Seventeen patients who underwent mammoplasty for breast hypertrophy received cutaneous application of the device at D1, D4, D8 and D11 on one breast. Quality, color, inflammation of the scar and eventual complications have been evaluated by photography and at the third postoperative month by the Vancouver Scar Scale. Another group of 50 patients that underwent a centrofacial lifting received a bilateral deposition of drops of RGTA(®) in the operating plane at the end of the surgical procedure. Discomfort, oedema, ecchymosis and inflammation of the scars have been evaluated at 1-month postoperative and compared with an identical group of 50 other patients, operated by the same surgeon without RGTA(®).

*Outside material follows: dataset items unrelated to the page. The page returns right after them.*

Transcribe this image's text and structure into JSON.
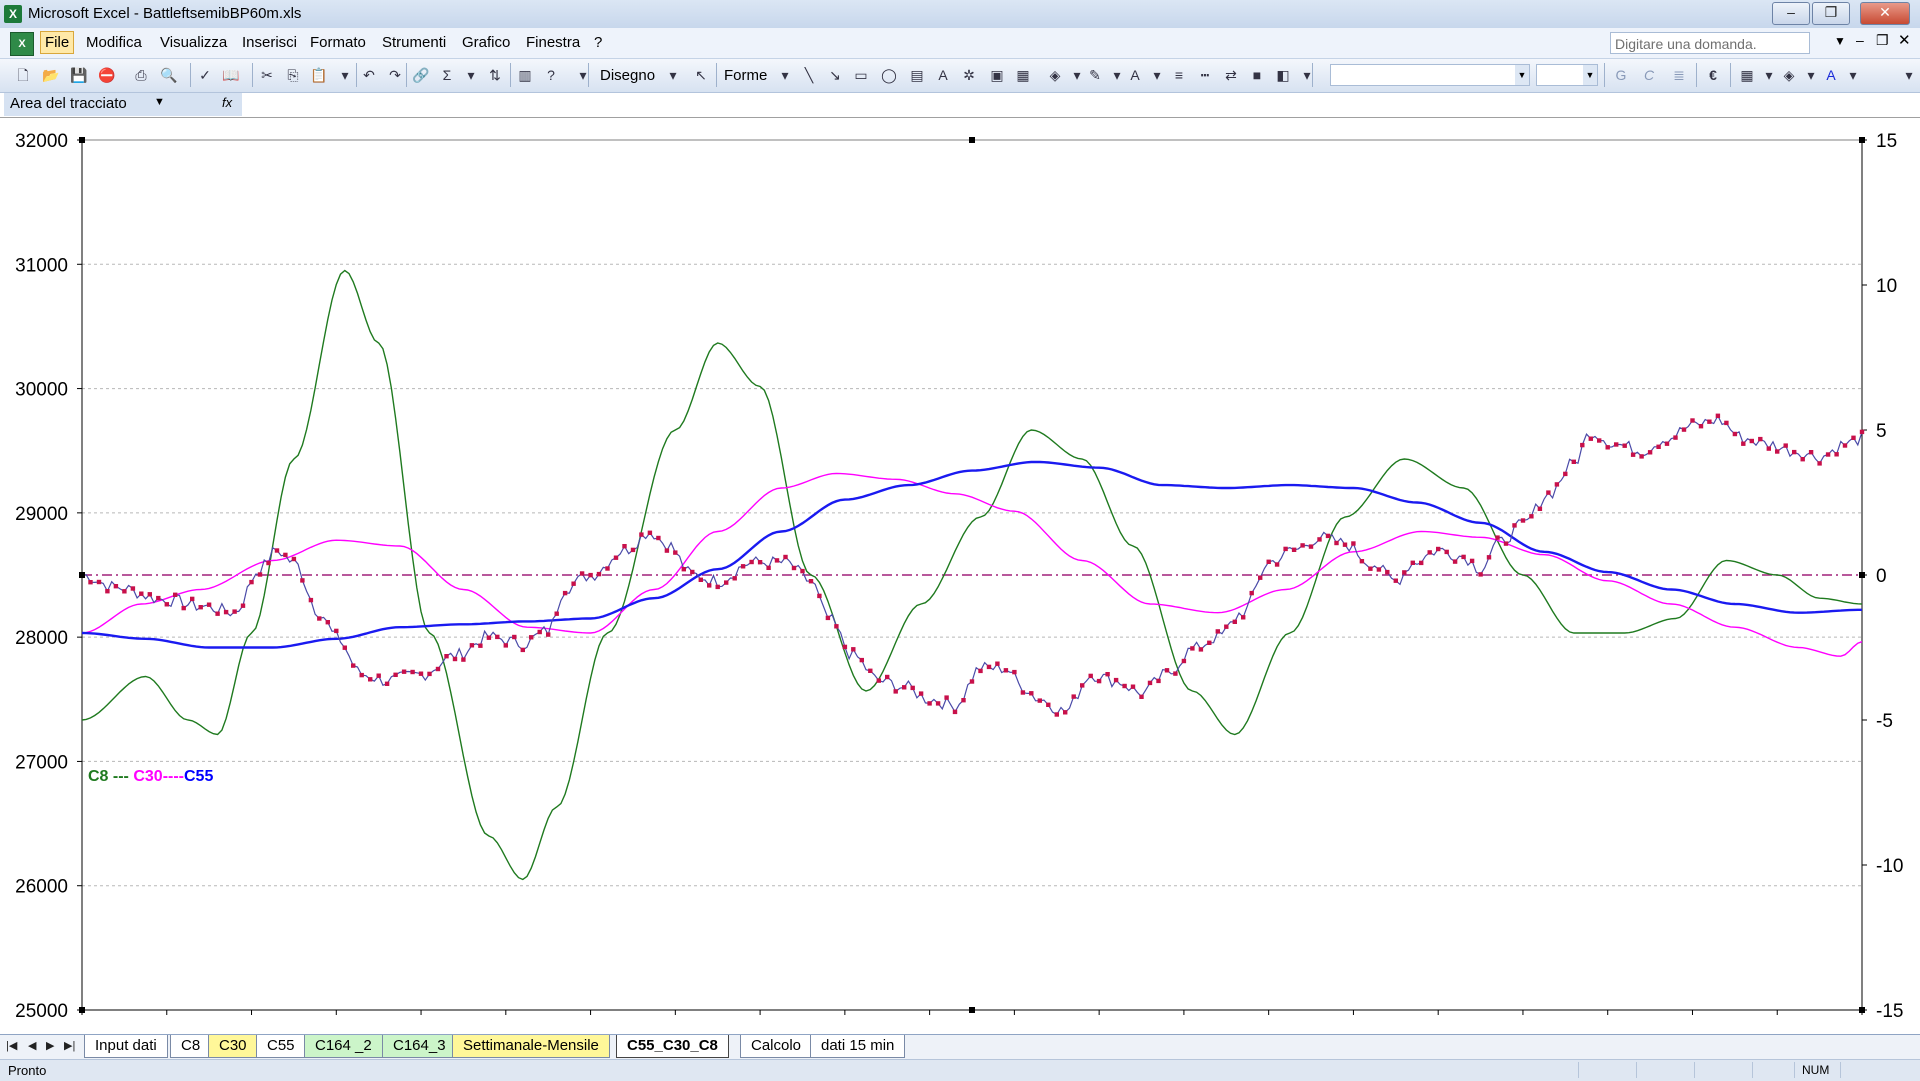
{
  "window": {
    "title": "Microsoft Excel - BattleftsemibBP60m.xls",
    "app_icon": "excel-icon",
    "buttons": {
      "minimize": "–",
      "restore": "❐",
      "close": "✕"
    }
  },
  "menu": {
    "items": [
      "File",
      "Modifica",
      "Visualizza",
      "Inserisci",
      "Formato",
      "Strumenti",
      "Grafico",
      "Finestra",
      "?"
    ],
    "ask_placeholder": "Digitare una domanda."
  },
  "toolbar": {
    "drawing_label": "Disegno",
    "shapes_label": "Forme",
    "bold_label": "G",
    "italic_label": "C",
    "euro_label": "€"
  },
  "chart_object": {
    "name": "Area del tracciato"
  },
  "chart_data": {
    "type": "line",
    "legend": [
      {
        "text": "C8 ---",
        "color": "#1f7a1f"
      },
      {
        "text": " C30----",
        "color": "#ff00ff"
      },
      {
        "text": "C55",
        "color": "#0000ff"
      }
    ],
    "primary_axis": {
      "ylim": [
        25000,
        32000
      ],
      "ticks": [
        "25000",
        "26000",
        "27000",
        "28000",
        "29000",
        "30000",
        "31000",
        "32000"
      ],
      "side": "left"
    },
    "secondary_axis": {
      "ylim": [
        -15,
        15
      ],
      "ticks": [
        "-15",
        "-10",
        "-5",
        "0",
        "5",
        "10",
        "15"
      ],
      "side": "right"
    },
    "gridlines": "dashed horizontal",
    "x_count": 420,
    "reference_line": {
      "axis": "secondary",
      "value": 0,
      "color": "#a0207a",
      "style": "dash-dot"
    },
    "series": [
      {
        "axis": "primary",
        "color_line": "#4a4aa8",
        "color_marker": "#c8104a",
        "anchors": [
          [
            0,
            28500
          ],
          [
            8,
            28400
          ],
          [
            20,
            28300
          ],
          [
            28,
            28250
          ],
          [
            36,
            28200
          ],
          [
            42,
            28550
          ],
          [
            46,
            28700
          ],
          [
            50,
            28600
          ],
          [
            56,
            28200
          ],
          [
            60,
            28000
          ],
          [
            66,
            27700
          ],
          [
            72,
            27650
          ],
          [
            80,
            27700
          ],
          [
            88,
            27850
          ],
          [
            96,
            28000
          ],
          [
            104,
            27950
          ],
          [
            110,
            28050
          ],
          [
            114,
            28400
          ],
          [
            120,
            28500
          ],
          [
            128,
            28700
          ],
          [
            134,
            28850
          ],
          [
            138,
            28750
          ],
          [
            144,
            28500
          ],
          [
            150,
            28450
          ],
          [
            158,
            28600
          ],
          [
            166,
            28600
          ],
          [
            172,
            28450
          ],
          [
            176,
            28150
          ],
          [
            182,
            27850
          ],
          [
            188,
            27650
          ],
          [
            194,
            27600
          ],
          [
            200,
            27500
          ],
          [
            206,
            27450
          ],
          [
            212,
            27750
          ],
          [
            218,
            27750
          ],
          [
            222,
            27600
          ],
          [
            226,
            27500
          ],
          [
            232,
            27400
          ],
          [
            238,
            27700
          ],
          [
            244,
            27650
          ],
          [
            250,
            27550
          ],
          [
            256,
            27700
          ],
          [
            262,
            27900
          ],
          [
            268,
            28000
          ],
          [
            274,
            28200
          ],
          [
            280,
            28600
          ],
          [
            286,
            28700
          ],
          [
            292,
            28800
          ],
          [
            298,
            28750
          ],
          [
            304,
            28600
          ],
          [
            310,
            28450
          ],
          [
            314,
            28600
          ],
          [
            320,
            28700
          ],
          [
            326,
            28650
          ],
          [
            330,
            28550
          ],
          [
            334,
            28750
          ],
          [
            340,
            28900
          ],
          [
            346,
            29150
          ],
          [
            352,
            29400
          ],
          [
            356,
            29650
          ],
          [
            362,
            29550
          ],
          [
            368,
            29500
          ],
          [
            374,
            29600
          ],
          [
            380,
            29700
          ],
          [
            386,
            29750
          ],
          [
            392,
            29600
          ],
          [
            398,
            29550
          ],
          [
            404,
            29500
          ],
          [
            410,
            29450
          ],
          [
            416,
            29550
          ],
          [
            420,
            29600
          ]
        ]
      },
      {
        "axis": "secondary",
        "color": "#1f7a1f",
        "anchors": [
          [
            0,
            -5
          ],
          [
            15,
            -3.5
          ],
          [
            25,
            -5
          ],
          [
            32,
            -5.5
          ],
          [
            40,
            -2
          ],
          [
            50,
            4
          ],
          [
            62,
            10.5
          ],
          [
            70,
            8
          ],
          [
            82,
            -2
          ],
          [
            96,
            -9
          ],
          [
            104,
            -10.5
          ],
          [
            112,
            -8
          ],
          [
            124,
            -2
          ],
          [
            140,
            5
          ],
          [
            150,
            8
          ],
          [
            160,
            6.5
          ],
          [
            172,
            0
          ],
          [
            185,
            -4
          ],
          [
            198,
            -1
          ],
          [
            212,
            2
          ],
          [
            224,
            5
          ],
          [
            236,
            4
          ],
          [
            248,
            1
          ],
          [
            262,
            -4
          ],
          [
            272,
            -5.5
          ],
          [
            285,
            -2
          ],
          [
            298,
            2
          ],
          [
            312,
            4
          ],
          [
            326,
            3
          ],
          [
            340,
            0
          ],
          [
            352,
            -2
          ],
          [
            364,
            -2
          ],
          [
            376,
            -1.5
          ],
          [
            388,
            0.5
          ],
          [
            400,
            0
          ],
          [
            410,
            -0.8
          ],
          [
            420,
            -1
          ]
        ]
      },
      {
        "axis": "secondary",
        "color": "#ff00ff",
        "anchors": [
          [
            0,
            -2
          ],
          [
            14,
            -1
          ],
          [
            28,
            -0.5
          ],
          [
            45,
            0.5
          ],
          [
            60,
            1.2
          ],
          [
            75,
            1
          ],
          [
            90,
            -0.5
          ],
          [
            105,
            -1.8
          ],
          [
            120,
            -2
          ],
          [
            135,
            -0.5
          ],
          [
            150,
            1.5
          ],
          [
            165,
            3
          ],
          [
            178,
            3.5
          ],
          [
            192,
            3.3
          ],
          [
            206,
            2.8
          ],
          [
            220,
            2.2
          ],
          [
            236,
            0.5
          ],
          [
            252,
            -1
          ],
          [
            268,
            -1.3
          ],
          [
            284,
            -0.5
          ],
          [
            300,
            0.8
          ],
          [
            316,
            1.5
          ],
          [
            330,
            1.3
          ],
          [
            345,
            0.7
          ],
          [
            360,
            -0.2
          ],
          [
            375,
            -1
          ],
          [
            390,
            -1.8
          ],
          [
            405,
            -2.5
          ],
          [
            415,
            -2.8
          ],
          [
            420,
            -2.3
          ]
        ]
      },
      {
        "axis": "secondary",
        "color": "#1a1af0",
        "anchors": [
          [
            0,
            -2
          ],
          [
            15,
            -2.2
          ],
          [
            30,
            -2.5
          ],
          [
            45,
            -2.5
          ],
          [
            60,
            -2.2
          ],
          [
            75,
            -1.8
          ],
          [
            90,
            -1.7
          ],
          [
            105,
            -1.6
          ],
          [
            120,
            -1.5
          ],
          [
            135,
            -0.8
          ],
          [
            150,
            0.2
          ],
          [
            165,
            1.5
          ],
          [
            180,
            2.6
          ],
          [
            195,
            3.1
          ],
          [
            210,
            3.6
          ],
          [
            225,
            3.9
          ],
          [
            240,
            3.7
          ],
          [
            255,
            3.1
          ],
          [
            270,
            3.0
          ],
          [
            285,
            3.1
          ],
          [
            300,
            3.0
          ],
          [
            315,
            2.5
          ],
          [
            330,
            1.8
          ],
          [
            345,
            0.8
          ],
          [
            360,
            0.1
          ],
          [
            375,
            -0.5
          ],
          [
            390,
            -1.0
          ],
          [
            405,
            -1.3
          ],
          [
            420,
            -1.2
          ]
        ]
      }
    ]
  },
  "sheet_tabs": [
    {
      "label": "Input dati",
      "color": "plain"
    },
    {
      "label": "C8",
      "color": "plain"
    },
    {
      "label": "C30",
      "color": "yellow"
    },
    {
      "label": "C55",
      "color": "plain"
    },
    {
      "label": "C164 _2",
      "color": "green"
    },
    {
      "label": "C164_3",
      "color": "green"
    },
    {
      "label": "Settimanale-Mensile",
      "color": "yellow"
    },
    {
      "label": "C55_C30_C8",
      "color": "active"
    },
    {
      "label": "Calcolo",
      "color": "plain"
    },
    {
      "label": "dati 15 min",
      "color": "plain"
    }
  ],
  "status": {
    "text": "Pronto",
    "num": "NUM"
  }
}
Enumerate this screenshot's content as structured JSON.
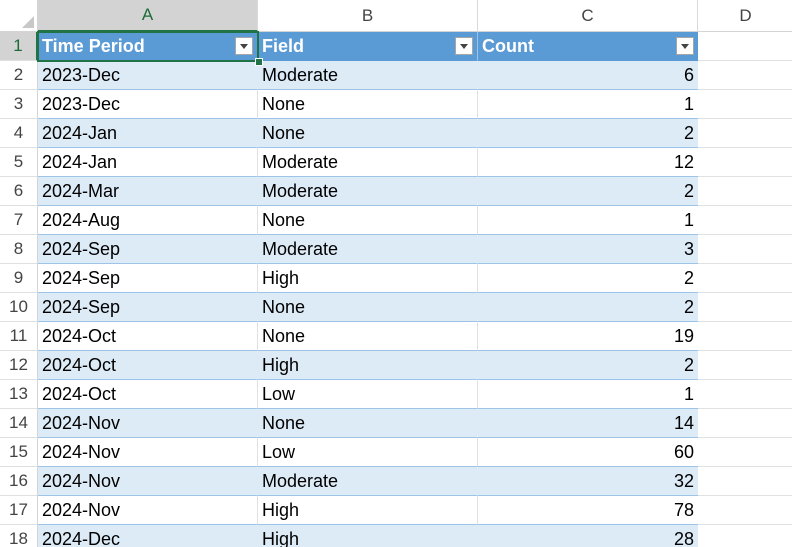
{
  "columns": [
    {
      "letter": "A",
      "width": 220,
      "selected": true
    },
    {
      "letter": "B",
      "width": 220,
      "selected": false
    },
    {
      "letter": "C",
      "width": 220,
      "selected": false
    },
    {
      "letter": "D",
      "width": 96,
      "selected": false
    }
  ],
  "table": {
    "headers": [
      "Time Period",
      "Field",
      "Count"
    ],
    "rows": [
      [
        "2023-Dec",
        "Moderate",
        "6"
      ],
      [
        "2023-Dec",
        "None",
        "1"
      ],
      [
        "2024-Jan",
        "None",
        "2"
      ],
      [
        "2024-Jan",
        "Moderate",
        "12"
      ],
      [
        "2024-Mar",
        "Moderate",
        "2"
      ],
      [
        "2024-Aug",
        "None",
        "1"
      ],
      [
        "2024-Sep",
        "Moderate",
        "3"
      ],
      [
        "2024-Sep",
        "High",
        "2"
      ],
      [
        "2024-Sep",
        "None",
        "2"
      ],
      [
        "2024-Oct",
        "None",
        "19"
      ],
      [
        "2024-Oct",
        "High",
        "2"
      ],
      [
        "2024-Oct",
        "Low",
        "1"
      ],
      [
        "2024-Nov",
        "None",
        "14"
      ],
      [
        "2024-Nov",
        "Low",
        "60"
      ],
      [
        "2024-Nov",
        "Moderate",
        "32"
      ],
      [
        "2024-Nov",
        "High",
        "78"
      ],
      [
        "2024-Dec",
        "High",
        "28"
      ]
    ]
  },
  "row_numbers": [
    "1",
    "2",
    "3",
    "4",
    "5",
    "6",
    "7",
    "8",
    "9",
    "10",
    "11",
    "12",
    "13",
    "14",
    "15",
    "16",
    "17",
    "18"
  ],
  "colors": {
    "header_fill": "#5b9bd5",
    "band_fill": "#ddebf7",
    "selection": "#217346"
  },
  "icons": {
    "filter_dropdown": "chevron-down-icon",
    "select_all": "select-all-triangle-icon"
  }
}
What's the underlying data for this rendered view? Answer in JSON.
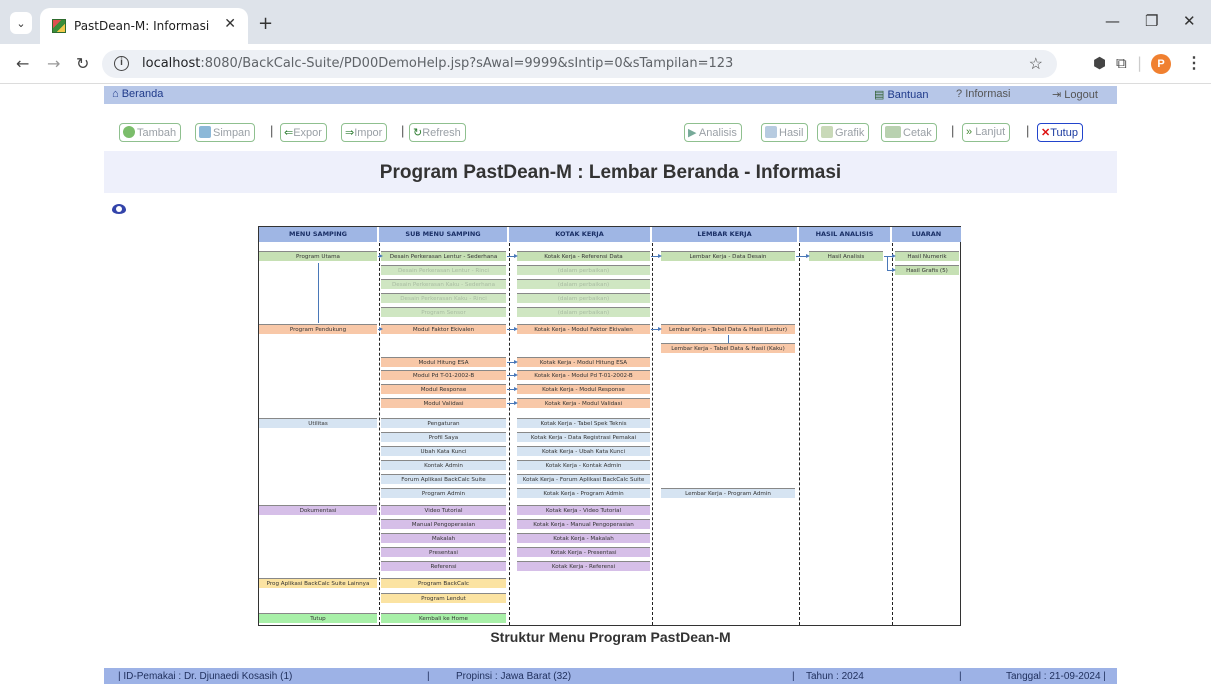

In the group of mammoplasties, inflammation, prurit and hypertrophic scars were less frequent for the breast treated by RGTA(®). The mean Vancouver Scar Scale has been lower in the treated group than in the control group. In some patients the pain, related probably to the local inflammation, has been less important for the treated breast. In the sequence of centrofacial lift at 1-month postoperative, scar inflammation, oedema and bruises were much less frequent in the treated group (10 %) than in the non-treated group (90 %).


Topical application of RGTA(®) seems to improve cutaneous healing in a group of patients operated for breast reduction and to reduce discomfort, ecchymosis and oedema in the group of centrofacial lifting. These results are concordant to the experimental results obtained and pilot studies results.